An alternative explanation, simpler and even more depressing, is that those folks with bad luck are “losers,” a term Jake applies to himself, as does his cute little girl neighbor Katy (Makenzie Vega, Alexa’s sister). Inflicting this harsh self-judgment on the resigned child seems a ploy by which the movie includes at least one member of Lohan’s erstwhile diehard constituency. When Ashley meets Katy and they bond over their shared loserness, you see at once the cruelty and the implacability of this hierarchy. Lohan, as far as you know, has never been a “loser” for a day in her life.
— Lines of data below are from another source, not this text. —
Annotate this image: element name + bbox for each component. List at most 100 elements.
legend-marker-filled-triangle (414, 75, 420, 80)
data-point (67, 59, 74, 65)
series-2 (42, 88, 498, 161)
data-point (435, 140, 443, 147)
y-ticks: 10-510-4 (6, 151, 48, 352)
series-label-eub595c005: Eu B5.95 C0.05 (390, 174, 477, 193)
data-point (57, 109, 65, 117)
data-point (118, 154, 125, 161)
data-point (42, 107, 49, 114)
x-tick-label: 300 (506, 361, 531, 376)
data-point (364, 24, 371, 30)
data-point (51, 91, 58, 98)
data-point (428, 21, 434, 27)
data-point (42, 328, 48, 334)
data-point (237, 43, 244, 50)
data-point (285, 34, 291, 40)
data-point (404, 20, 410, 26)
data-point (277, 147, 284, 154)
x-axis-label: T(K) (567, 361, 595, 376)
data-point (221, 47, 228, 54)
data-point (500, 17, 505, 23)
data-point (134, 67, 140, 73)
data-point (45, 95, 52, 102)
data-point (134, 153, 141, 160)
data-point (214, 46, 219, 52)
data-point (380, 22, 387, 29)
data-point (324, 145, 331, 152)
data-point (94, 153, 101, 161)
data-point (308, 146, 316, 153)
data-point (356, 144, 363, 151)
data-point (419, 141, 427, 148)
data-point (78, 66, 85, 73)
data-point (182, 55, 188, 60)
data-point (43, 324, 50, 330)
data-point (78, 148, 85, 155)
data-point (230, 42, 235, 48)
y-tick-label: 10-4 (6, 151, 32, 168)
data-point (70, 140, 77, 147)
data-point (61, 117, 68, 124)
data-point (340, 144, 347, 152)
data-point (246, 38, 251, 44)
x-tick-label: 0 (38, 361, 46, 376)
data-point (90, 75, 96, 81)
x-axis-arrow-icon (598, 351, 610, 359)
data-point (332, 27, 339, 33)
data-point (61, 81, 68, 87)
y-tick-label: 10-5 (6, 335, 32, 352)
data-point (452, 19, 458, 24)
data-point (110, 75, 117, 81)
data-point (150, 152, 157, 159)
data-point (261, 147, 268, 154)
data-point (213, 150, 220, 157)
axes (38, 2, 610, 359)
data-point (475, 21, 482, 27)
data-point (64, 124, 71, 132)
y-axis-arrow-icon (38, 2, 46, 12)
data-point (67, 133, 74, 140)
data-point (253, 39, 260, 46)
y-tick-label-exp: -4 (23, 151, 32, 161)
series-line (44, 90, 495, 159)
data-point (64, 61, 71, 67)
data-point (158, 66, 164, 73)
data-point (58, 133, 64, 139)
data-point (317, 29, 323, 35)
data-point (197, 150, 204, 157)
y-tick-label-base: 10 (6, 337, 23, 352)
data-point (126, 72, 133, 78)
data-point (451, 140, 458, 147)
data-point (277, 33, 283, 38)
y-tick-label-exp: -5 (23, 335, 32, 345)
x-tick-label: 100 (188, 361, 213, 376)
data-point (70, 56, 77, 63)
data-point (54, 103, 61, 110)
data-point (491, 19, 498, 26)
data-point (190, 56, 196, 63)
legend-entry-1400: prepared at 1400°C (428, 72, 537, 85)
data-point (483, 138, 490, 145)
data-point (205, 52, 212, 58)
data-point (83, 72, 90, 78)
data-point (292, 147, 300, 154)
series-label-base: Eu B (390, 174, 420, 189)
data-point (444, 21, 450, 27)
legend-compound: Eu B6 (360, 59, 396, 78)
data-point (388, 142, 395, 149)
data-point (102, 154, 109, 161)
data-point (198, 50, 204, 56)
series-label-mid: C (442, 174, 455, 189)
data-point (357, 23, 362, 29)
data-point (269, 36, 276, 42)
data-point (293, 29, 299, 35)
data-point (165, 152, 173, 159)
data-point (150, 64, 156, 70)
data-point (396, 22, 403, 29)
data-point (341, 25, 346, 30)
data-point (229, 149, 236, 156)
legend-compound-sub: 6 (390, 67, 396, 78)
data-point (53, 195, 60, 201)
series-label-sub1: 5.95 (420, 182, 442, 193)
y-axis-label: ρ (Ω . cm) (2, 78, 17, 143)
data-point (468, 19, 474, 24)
Her seeming enchantment makes her both a star and a target, a victim of luck-stealers (say, paparazzi) and not responsible for anything that befalls her.
When Ashley loses her job and ends up working at the bowling alley where Jake used to work: for no good reason, they fall in love, and then she must decide whether to take back her luck or let him go on having a great life. That the film poses these as the only options only underlines its insipidness, as do the “comic” set pieces: Ashley falling off a ladder, Ashley cleaning stinky bathrooms, Ashley being clobbered by bowling pins, Ashley battling an over-sudsing washing machine — all standard-issue bits more tedious than delightful.
The movie means to teach Ashley a lesson with all these hardships, that she must assume responsibility, give up her sense of entitlement, and even donate her advantage to someone deserving (that she gets to make this judgment, about who “needs” her luck, raises another question concerning her capacity for decision-making and her presumption of privilege.
The greatest mystery of Just My Luck is that it so badly uses Lohan, who can be charming and, as she showed with Jamie Lee Curtis in Freaky Friday, an adept physical comedian. But here she only looks like she’s biding time.